The S&P/Case-Shiller index of 20 U.S. cities will probably show tomorrow that prices fell 3.3 percent in February from a year earlier, according to the median estimate of 23 analysts in a Bloomberg survey. The measure was down 32 percent in January from its July 2006 peak.
The Morgan Stanley forecast calls for a bigger drop than other projections. David Wyss and Beth Ann Bovino of Standard & Poor’s said April 8 that home prices will fall another 4 percent and bottom out in the second quarter of this year. The Case-Shiller index will decrease 5 percent this year and hit bottom by the third quarter, Celia Chen of Moody’s Analytics Inc. said in a March report.
“Our view is we’ll see a 5 percent drop in national home prices this year,” Michelle Meyer, a senior economist at Bank of America Merrill Lynch Global Research in New York, said during an April 20 interview on Bloomberg Television. “It could be larger. What dictates that forecast is the share of distressed properties.”

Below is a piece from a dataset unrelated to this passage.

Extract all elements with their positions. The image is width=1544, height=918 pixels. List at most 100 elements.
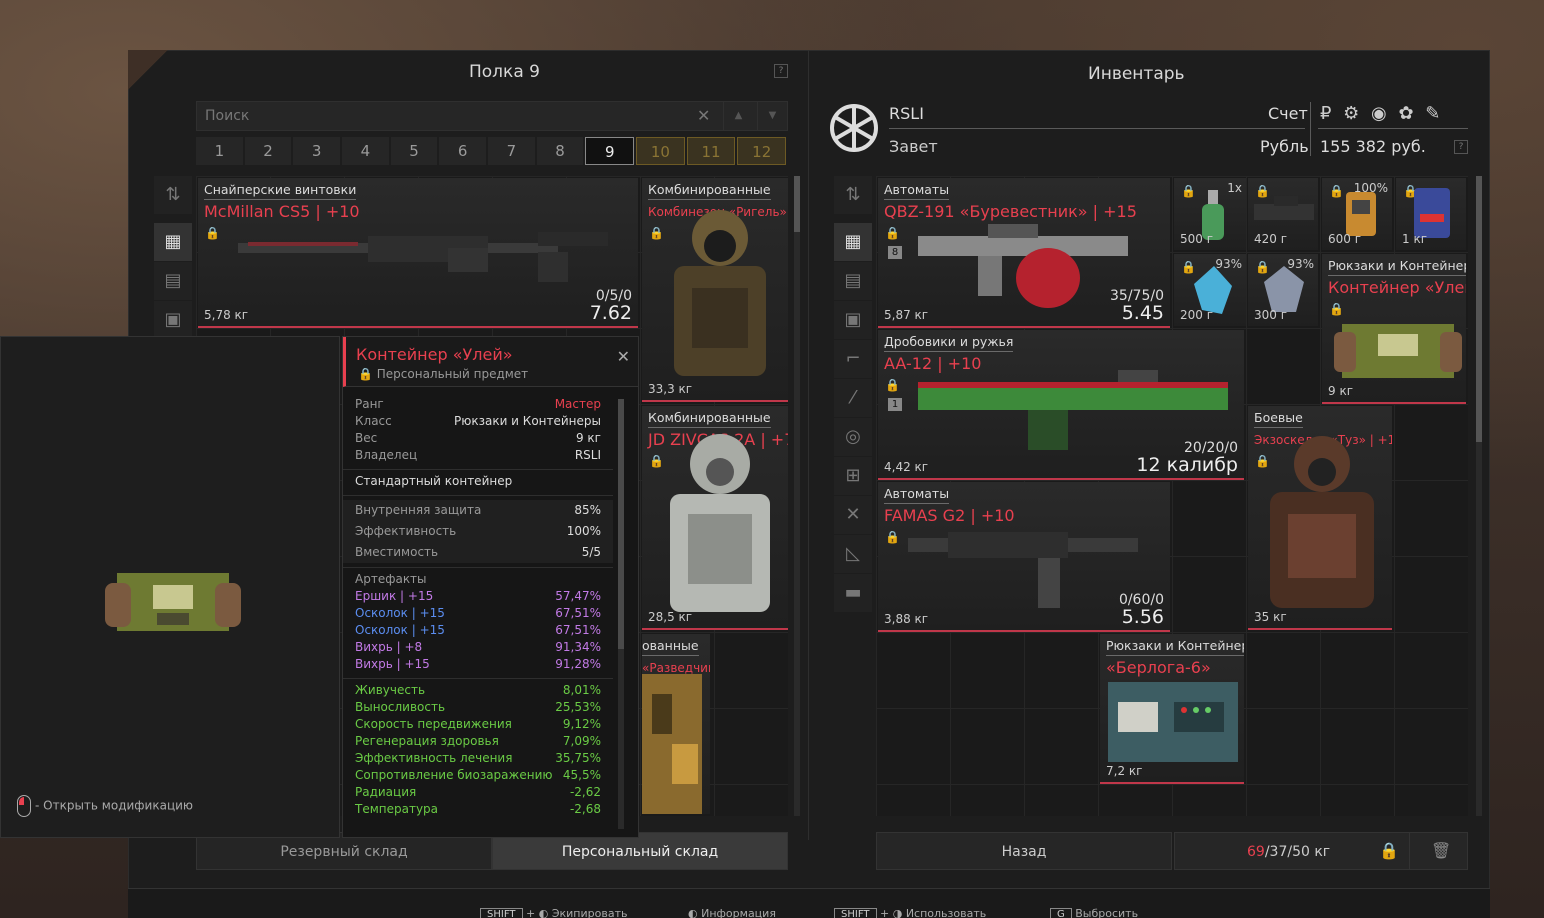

Uncertainty about home-financing and foreclosure regulations are also weighing on values, the Morgan Stanley analysts said. Lenders are tightening standards in the face of proposals to reform Fannie Mae (FNMA) and Freddie Mac; requirements under Dodd-Frank legislation that they retain a percentage of mortgages; and negotiations with state attorneys general to settle foreclosure disputes, according to the report.